Thursday, July 16, 2020

Illustration vs. "Art"

As I mentioned yesterday, this morning Jill and I visited the Brandywine River Museum, dedicated to the works of the Wyeth family and related artists. It has one of the finest collections of book and magazine illustration from the "Golden Age" (circa 1880 to 1920), including, of course, the work of the family patriarch, N.C. Wyeth.

Despite a very successful career, Wyeth struggled with being recognized within the larger art community, in which he was derided as "merely an illustrator," as were his friends and contemporaries Howard Pyle and Norman Rockwell--as well as all those who turned out dozens of drawings, paintings to illustrate stories, articles, books, and magazine covers. To be honest, it's a distinction I've never understood.

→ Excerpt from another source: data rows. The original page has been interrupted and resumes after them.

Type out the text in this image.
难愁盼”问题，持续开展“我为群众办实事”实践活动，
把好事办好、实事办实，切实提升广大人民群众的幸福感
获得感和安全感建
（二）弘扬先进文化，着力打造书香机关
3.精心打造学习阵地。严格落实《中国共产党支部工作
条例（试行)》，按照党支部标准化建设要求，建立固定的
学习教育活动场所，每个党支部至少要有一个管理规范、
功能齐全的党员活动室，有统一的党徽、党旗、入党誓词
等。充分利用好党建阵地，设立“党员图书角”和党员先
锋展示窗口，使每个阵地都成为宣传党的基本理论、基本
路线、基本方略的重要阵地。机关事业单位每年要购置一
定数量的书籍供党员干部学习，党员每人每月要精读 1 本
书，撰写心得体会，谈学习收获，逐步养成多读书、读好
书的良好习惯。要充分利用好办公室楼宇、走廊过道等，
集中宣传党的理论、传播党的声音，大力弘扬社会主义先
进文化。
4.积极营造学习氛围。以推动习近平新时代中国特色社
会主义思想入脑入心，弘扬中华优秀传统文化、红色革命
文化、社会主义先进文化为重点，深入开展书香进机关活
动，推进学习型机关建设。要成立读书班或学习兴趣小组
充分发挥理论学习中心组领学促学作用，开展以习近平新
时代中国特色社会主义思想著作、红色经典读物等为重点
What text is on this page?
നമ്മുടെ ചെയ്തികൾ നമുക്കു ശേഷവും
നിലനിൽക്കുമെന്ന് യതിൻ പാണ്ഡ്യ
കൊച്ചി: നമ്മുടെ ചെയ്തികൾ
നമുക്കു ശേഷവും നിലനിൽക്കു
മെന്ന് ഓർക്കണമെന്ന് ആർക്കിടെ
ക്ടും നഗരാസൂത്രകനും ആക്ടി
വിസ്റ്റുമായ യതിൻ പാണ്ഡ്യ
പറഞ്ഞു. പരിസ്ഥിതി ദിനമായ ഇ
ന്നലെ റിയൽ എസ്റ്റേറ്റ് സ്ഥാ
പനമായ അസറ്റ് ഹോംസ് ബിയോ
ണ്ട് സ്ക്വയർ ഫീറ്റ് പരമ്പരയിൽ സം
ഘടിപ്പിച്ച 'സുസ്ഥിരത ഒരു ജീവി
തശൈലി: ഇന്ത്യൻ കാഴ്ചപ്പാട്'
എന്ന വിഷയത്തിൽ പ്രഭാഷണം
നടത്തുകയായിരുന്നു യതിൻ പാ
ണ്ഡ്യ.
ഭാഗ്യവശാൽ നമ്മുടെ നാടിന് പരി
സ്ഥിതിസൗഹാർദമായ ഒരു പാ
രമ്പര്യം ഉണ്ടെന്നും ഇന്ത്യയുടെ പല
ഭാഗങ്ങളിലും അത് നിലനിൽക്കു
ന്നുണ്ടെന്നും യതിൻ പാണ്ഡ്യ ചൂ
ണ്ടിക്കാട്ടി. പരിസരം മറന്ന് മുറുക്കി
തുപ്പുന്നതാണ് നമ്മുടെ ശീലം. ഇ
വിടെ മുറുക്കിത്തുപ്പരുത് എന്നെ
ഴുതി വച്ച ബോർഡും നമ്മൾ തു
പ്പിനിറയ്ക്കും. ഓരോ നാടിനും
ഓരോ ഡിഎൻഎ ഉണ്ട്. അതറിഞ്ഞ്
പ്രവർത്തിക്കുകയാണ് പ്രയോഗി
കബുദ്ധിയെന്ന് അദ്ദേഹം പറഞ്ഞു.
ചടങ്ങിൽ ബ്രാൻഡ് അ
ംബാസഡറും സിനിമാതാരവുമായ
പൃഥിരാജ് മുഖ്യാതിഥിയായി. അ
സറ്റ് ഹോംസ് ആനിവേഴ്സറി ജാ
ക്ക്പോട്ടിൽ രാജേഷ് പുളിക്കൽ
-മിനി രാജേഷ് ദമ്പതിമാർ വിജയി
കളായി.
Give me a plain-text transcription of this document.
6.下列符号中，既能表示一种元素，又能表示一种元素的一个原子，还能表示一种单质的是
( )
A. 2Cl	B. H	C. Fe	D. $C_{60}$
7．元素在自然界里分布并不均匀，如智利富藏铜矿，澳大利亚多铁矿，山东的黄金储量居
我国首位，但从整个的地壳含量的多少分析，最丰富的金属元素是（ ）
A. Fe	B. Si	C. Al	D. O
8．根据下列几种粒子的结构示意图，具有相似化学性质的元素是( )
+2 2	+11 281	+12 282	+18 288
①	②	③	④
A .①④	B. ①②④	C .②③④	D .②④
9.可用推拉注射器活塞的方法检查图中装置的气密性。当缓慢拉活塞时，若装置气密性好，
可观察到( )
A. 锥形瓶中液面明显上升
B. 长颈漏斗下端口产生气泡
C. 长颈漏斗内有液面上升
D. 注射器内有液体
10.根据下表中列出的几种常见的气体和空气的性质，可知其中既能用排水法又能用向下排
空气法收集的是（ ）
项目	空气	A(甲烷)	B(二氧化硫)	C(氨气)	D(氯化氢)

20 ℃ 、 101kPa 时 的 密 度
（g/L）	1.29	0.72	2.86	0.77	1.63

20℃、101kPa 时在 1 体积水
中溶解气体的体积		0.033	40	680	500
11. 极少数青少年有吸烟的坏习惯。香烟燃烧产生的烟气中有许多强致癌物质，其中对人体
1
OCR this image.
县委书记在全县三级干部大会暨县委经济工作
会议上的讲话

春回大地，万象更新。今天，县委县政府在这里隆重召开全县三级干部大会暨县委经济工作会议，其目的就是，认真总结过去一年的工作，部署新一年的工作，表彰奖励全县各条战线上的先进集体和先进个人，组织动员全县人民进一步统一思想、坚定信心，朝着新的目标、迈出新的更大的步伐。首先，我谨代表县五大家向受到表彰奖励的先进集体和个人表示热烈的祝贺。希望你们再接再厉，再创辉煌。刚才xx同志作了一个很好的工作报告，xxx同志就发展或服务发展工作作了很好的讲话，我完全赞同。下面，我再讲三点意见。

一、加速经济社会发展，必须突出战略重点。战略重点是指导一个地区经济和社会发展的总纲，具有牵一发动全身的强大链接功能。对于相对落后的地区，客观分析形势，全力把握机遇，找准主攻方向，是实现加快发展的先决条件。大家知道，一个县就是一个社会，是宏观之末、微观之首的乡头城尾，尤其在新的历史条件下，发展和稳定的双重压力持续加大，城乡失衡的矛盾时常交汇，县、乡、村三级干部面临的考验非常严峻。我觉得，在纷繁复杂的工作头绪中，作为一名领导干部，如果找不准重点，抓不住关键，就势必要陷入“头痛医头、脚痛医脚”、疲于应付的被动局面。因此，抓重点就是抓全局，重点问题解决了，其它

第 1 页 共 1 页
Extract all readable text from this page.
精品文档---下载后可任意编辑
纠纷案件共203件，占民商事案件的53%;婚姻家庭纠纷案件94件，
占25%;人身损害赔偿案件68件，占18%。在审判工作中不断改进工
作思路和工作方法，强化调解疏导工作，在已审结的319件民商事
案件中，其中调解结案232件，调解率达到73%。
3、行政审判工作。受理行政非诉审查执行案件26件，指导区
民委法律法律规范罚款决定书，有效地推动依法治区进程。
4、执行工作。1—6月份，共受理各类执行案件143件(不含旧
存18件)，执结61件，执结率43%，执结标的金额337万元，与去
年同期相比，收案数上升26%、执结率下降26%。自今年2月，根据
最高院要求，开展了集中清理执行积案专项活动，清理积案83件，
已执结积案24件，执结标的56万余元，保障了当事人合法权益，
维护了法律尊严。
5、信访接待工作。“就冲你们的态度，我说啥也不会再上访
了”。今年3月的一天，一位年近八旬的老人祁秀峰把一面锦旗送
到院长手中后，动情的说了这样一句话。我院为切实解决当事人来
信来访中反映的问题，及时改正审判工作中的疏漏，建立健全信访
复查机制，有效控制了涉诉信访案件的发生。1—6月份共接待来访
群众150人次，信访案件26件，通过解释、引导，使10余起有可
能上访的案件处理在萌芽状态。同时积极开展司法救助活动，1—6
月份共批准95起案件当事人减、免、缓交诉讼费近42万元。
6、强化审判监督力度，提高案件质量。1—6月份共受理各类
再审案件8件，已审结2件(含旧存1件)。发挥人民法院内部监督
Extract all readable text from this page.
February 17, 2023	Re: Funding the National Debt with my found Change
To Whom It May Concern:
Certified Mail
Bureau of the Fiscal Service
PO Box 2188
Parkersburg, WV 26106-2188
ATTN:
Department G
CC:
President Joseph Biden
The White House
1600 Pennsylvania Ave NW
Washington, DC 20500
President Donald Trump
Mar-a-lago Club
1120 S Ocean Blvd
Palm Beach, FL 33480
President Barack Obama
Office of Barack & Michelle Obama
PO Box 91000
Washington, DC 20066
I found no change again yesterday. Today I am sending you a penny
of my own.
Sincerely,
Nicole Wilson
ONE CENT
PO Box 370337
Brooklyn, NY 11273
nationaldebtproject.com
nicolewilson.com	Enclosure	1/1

First of all, if the objection is that the illustrators worked on commission, producing not what they wished but what their clients wished, then so did hundreds of "classical" painters. Perhaps the most famous painting of all time, the Mona Lisa, was done on commission for the subject's husband. If the objection is that, rather than painting from their own imaginations or from nature, the illustrators are interpreting the words of storyteller, how does that differ from da Vinci interpreting the words of the Gospels to delineate the Last Supper, or Botticelli interpreting the Roman myths to paint the birth of Venus?